Since , some ( or perhaps the same one) mice have been seen on deck , none reported so far to date in the accommodation.

A total of 24 smoke bombs were used to good effect. The ship's stock has been reordered here.

Chandler's invoice for your account attached. This has been paid by the owners.

I trust the above meets with approval.

Yours faithfully,

G.S.Garlick Master.

cc . Reardon Smith Line Cardiff​

520 Posts
I once loaded bagged chestnuts at Savona on the SUSIE U for Philadelphia for arrival before Thanksgiving day. We actually discharged at Holts in Gloucester City NJ, across the river & on arrival we were greeted by the agent, the stevedore, 4 gangs of longshoremen & 27 battalions of American grey squirrels. The squirrels proved to be extremely dexterous & energetic guerillas who combined guile & gymnastics in order to defeat us. While one battalion marched up the gangway, four more were coming aboard clinging to cargo nets & a further ten were boarding via mooring lines with the others in reserve to reinforce the boarding party as the day progressed. Only a handful realised that once the cargo was landed in totality it made sense for them to slip quietly ashore. As the cargo was carried on liner terms there was no recourse to charterers & phone calls to the owners in Tampa brought such comments as "Your problem, Cap." or "Just dump 'em". Easier said than done.

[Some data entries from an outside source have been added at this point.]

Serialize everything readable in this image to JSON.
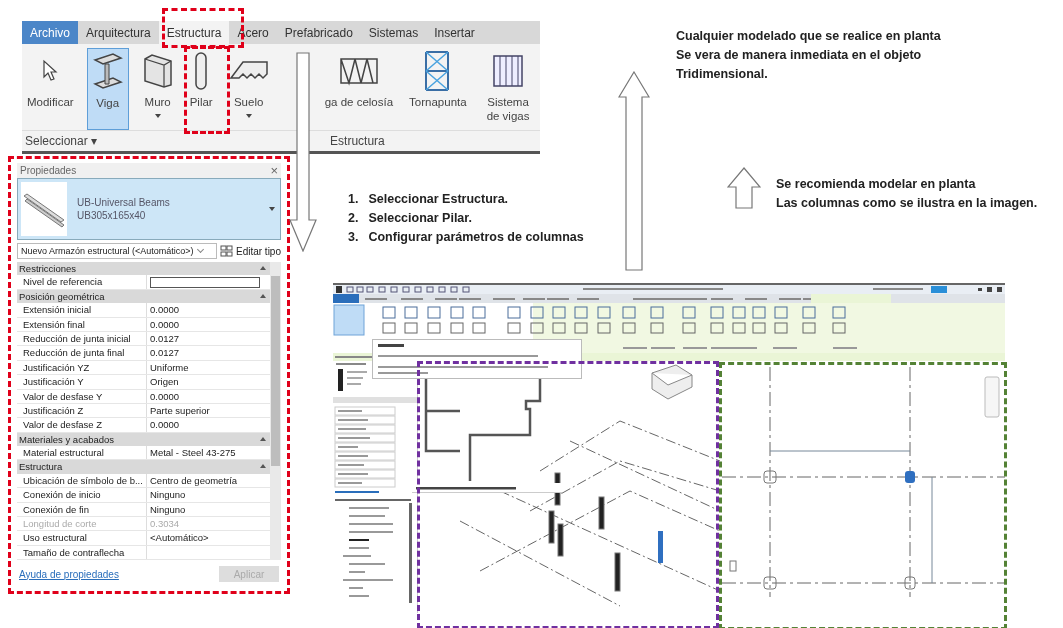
{
  "ribbon": {
    "tabs": [
      {
        "label": "Archivo",
        "selected": false,
        "kind": "file"
      },
      {
        "label": "Arquitectura",
        "selected": false,
        "kind": "tab"
      },
      {
        "label": "Estructura",
        "selected": true,
        "kind": "tab"
      },
      {
        "label": "Acero",
        "selected": false,
        "kind": "tab"
      },
      {
        "label": "Prefabricado",
        "selected": false,
        "kind": "tab"
      },
      {
        "label": "Sistemas",
        "selected": false,
        "kind": "tab"
      },
      {
        "label": "Insertar",
        "selected": false,
        "kind": "tab"
      }
    ],
    "tools": [
      {
        "label": "Modificar",
        "kind": "cursor",
        "selected": false,
        "dropdown": false
      },
      {
        "label": "Viga",
        "kind": "beam",
        "selected": true,
        "dropdown": false
      },
      {
        "label": "Muro",
        "kind": "wall",
        "selected": false,
        "dropdown": true
      },
      {
        "label": "Pilar",
        "kind": "column",
        "selected": false,
        "dropdown": false
      },
      {
        "label": "Suelo",
        "kind": "floor",
        "selected": false,
        "dropdown": true
      },
      {
        "label": "ga de celosía",
        "kind": "truss",
        "selected": false,
        "dropdown": false
      },
      {
        "label": "Tornapunta",
        "kind": "brace",
        "selected": false,
        "dropdown": false
      },
      {
        "label": "Sistema de vigas",
        "kind": "beamsystem",
        "selected": false,
        "dropdown": false
      }
    ],
    "panels": [
      "Seleccionar ▾",
      "Estructura"
    ]
  },
  "properties": {
    "title": "Propiedades",
    "close": "×",
    "type_family": "UB-Universal Beams",
    "type_name": "UB305x165x40",
    "instance_filter": "Nuevo Armazón estructural (<Automático>)",
    "edit_type": "Editar tipo",
    "groups": [
      {
        "label": "Restricciones",
        "rows": [
          {
            "name": "Nivel de referencia",
            "kind": "field",
            "disabled": false
          }
        ]
      },
      {
        "label": "Posición geométrica",
        "rows": [
          {
            "name": "Extensión inicial",
            "value": "0.0000",
            "kind": "text",
            "disabled": false
          },
          {
            "name": "Extensión final",
            "value": "0.0000",
            "kind": "text",
            "disabled": false
          },
          {
            "name": "Reducción de junta inicial",
            "value": "0.0127",
            "kind": "text",
            "disabled": false
          },
          {
            "name": "Reducción de junta final",
            "value": "0.0127",
            "kind": "text",
            "disabled": false
          },
          {
            "name": "Justificación YZ",
            "value": "Uniforme",
            "kind": "text",
            "disabled": false
          },
          {
            "name": "Justificación Y",
            "value": "Origen",
            "kind": "text",
            "disabled": false
          },
          {
            "name": "Valor de desfase Y",
            "value": "0.0000",
            "kind": "text",
            "disabled": false
          },
          {
            "name": "Justificación Z",
            "value": "Parte superior",
            "kind": "text",
            "disabled": false
          },
          {
            "name": "Valor de desfase Z",
            "value": "0.0000",
            "kind": "text",
            "disabled": false
          }
        ]
      },
      {
        "label": "Materiales y acabados",
        "rows": [
          {
            "name": "Material estructural",
            "value": "Metal - Steel 43-275",
            "kind": "text",
            "disabled": false
          }
        ]
      },
      {
        "label": "Estructura",
        "rows": [
          {
            "name": "Ubicación de símbolo de b...",
            "value": "Centro de geometría",
            "kind": "text",
            "disabled": false
          },
          {
            "name": "Conexión de inicio",
            "value": "Ninguno",
            "kind": "text",
            "disabled": false
          },
          {
            "name": "Conexión de fin",
            "value": "Ninguno",
            "kind": "text",
            "disabled": false
          },
          {
            "name": "Longitud de corte",
            "value": "0.3034",
            "kind": "text",
            "disabled": true
          },
          {
            "name": "Uso estructural",
            "value": "<Automático>",
            "kind": "text",
            "disabled": false
          },
          {
            "name": "Tamaño de contraflecha",
            "kind": "text",
            "disabled": false
          }
        ]
      }
    ],
    "help_link": "Ayuda de propiedades",
    "apply": "Aplicar",
    "apply_disabled": true
  },
  "steps": [
    {
      "number": "1.",
      "text": "Seleccionar Estructura."
    },
    {
      "number": "2.",
      "text": "Seleccionar Pilar."
    },
    {
      "number": "3.",
      "text": "Configurar parámetros de columnas"
    }
  ],
  "notes": [
    {
      "lines": [
        "Cualquier modelado que se realice en planta",
        "Se vera de manera inmediata en el objeto",
        "Tridimensional."
      ]
    },
    {
      "lines": [
        "Se recomienda modelar en planta",
        "Las columnas como se ilustra en la imagen."
      ]
    }
  ]
}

The ship was due for a de-rat exemption at the next port, Cristobal, & the problem seemed not to improve. "What if they start breeding" ventured the chief: what indeed! Salvation came from the 2nd mate, a Filipino, who enquired if they were edible. Apparently they were for they were all gone by arrival Panama, the meat room was full, the crew getting fat & the de-rat renewed without any problem. (I did have a little taste of the Filipino dinner one evening & whatever it was tasted very good but I asked no questions.)